Space

Astronomers Discover an Exciting, Rare Planet Straight Out of Star Wars

Many Milky Way stars come in pairs. But finding exoplanets around them, especially more than one, is rare.

by Doris Elín Urrutia
This artist's concept illustrates Kepler-16b, the first planet known to definitively orbit two stars...
Fort Worth Star-Telegram/Tribune News Service/Getty Images

Scientists have just announced the discovery of a planet that resembles Tatooine, Luke Skywalker’s home in Star Wars where the sky is adorned by two stars.

The finding was hiding in plain sight, lurking near an already-known distant world. Plus, this new revelation is extra special: it is only the second-known case where more than one exoplanet circles a stellar pair.

Many stars in the Milky Way come in pairs. It’s a common outcome for the disks of dust and gas that precede stars and planets. The new finding, published in a paper on Monday in the journal Nature Astronomy, might fill in some gaps that evade astronomers, and help enrich what’s known about how planets form throughout the galaxy.

Thousands of exoplanets, or worlds around other stars, have appeared to scientific instruments over the last several decades.

But it’s uncommon to spot a circumbinary system, where an exoplanet orbits two stars. And seeing two stars with more than one exoplanet in their vicinity is exceedingly rare.

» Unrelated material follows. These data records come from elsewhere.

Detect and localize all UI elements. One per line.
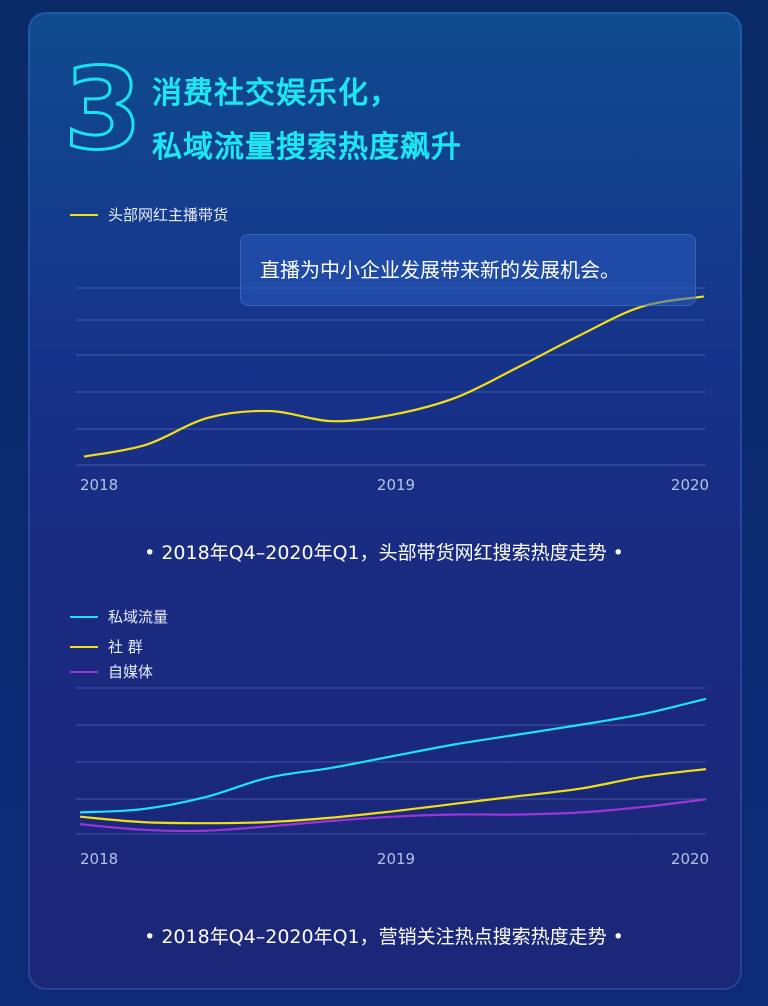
chart1-series-line-0 [83, 295, 705, 458]
legend-label-live: 头部网红主播带货 [108, 206, 229, 224]
content-card [28, 12, 742, 990]
chart2-caption: • 2018年Q4–2020年Q1，营销关注热点搜索热度走势 • [144, 926, 624, 948]
tooltip-callout: 直播为中小企业发展带来新的发展机会。 [240, 234, 696, 306]
chart1-x-tick-label: 2018 [80, 476, 118, 494]
chart2-legend-item-community: 社 群 [70, 636, 143, 657]
legend-line-purple [70, 670, 98, 673]
chart1-x-tick-label: 2020 [671, 476, 709, 494]
chart1-legend: 头部网红主播带货 [70, 204, 228, 225]
legend-label-community: 社 群 [108, 638, 143, 656]
chart2-series-line-0 [79, 697, 707, 814]
legend-line-cyan [70, 615, 98, 618]
chart1-caption: • 2018年Q4–2020年Q1，头部带货网红搜索热度走势 • [144, 542, 624, 564]
section-number: 3 [63, 45, 144, 175]
legend-label-media: 自媒体 [108, 663, 154, 681]
title-line-1: 消费社交娱乐化， [152, 76, 400, 111]
legend-line-yellow [70, 213, 98, 216]
chart1-x-tick-label: 2019 [377, 476, 415, 494]
chart2-series-line-2 [79, 798, 707, 833]
chart2-x-tick-label: 2019 [377, 850, 415, 868]
chart2-x-tick-label: 2018 [80, 850, 118, 868]
title-line-2: 私域流量搜索热度飙升 [152, 130, 462, 165]
legend-label-private: 私域流量 [108, 608, 169, 626]
chart2-legend-item-private: 私域流量 [70, 606, 168, 627]
chart2-series-line-1 [79, 768, 707, 825]
chart2-legend-item-media: 自媒体 [70, 661, 153, 682]
chart2-x-tick-label: 2020 [671, 850, 709, 868]
legend-line-yellow-2 [70, 645, 98, 648]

“Only 12 circumbinary systems are known so far, and this is only the second that hosts more than one planet,” David Martin, an astronomer and Sagan Fellow at the Ohio State University, says in a University of Birmingham announcement about the paper.

“As both stars orbit one another, they act like a giant paddle that disturbs the disc close to them,” study author and astrophysicist Lalitha Sairam says in the announcement. It may be trickier for planets to form around binary systems, but the exception proves the rule.

“It is easier to pinpoint the location and conditions of planet formation in circumbinary systems compared to single stars like the Sun,” Sairam adds.

The new world is called BEBOP-1c. It gets its name from the project that collected the data of its discovery, the Binaries Escorted By Orbiting Planets (BEBOP). It appeared as a result of another information quest: astronomers knew that its companion, exoplanet TOI-1338b, existed. But they wanted to know its mass.

According to the announcement, the team spent years trying to attain the mass. They peered into this binary system using several methods, like the transit method (where an exoplanet blocks the light of its star and reveals itself to telescopes) and the wobble method (which measures the velocity of stars.)

But they discovered a new world in the process, and found themselves a cosmic four-leaf clover.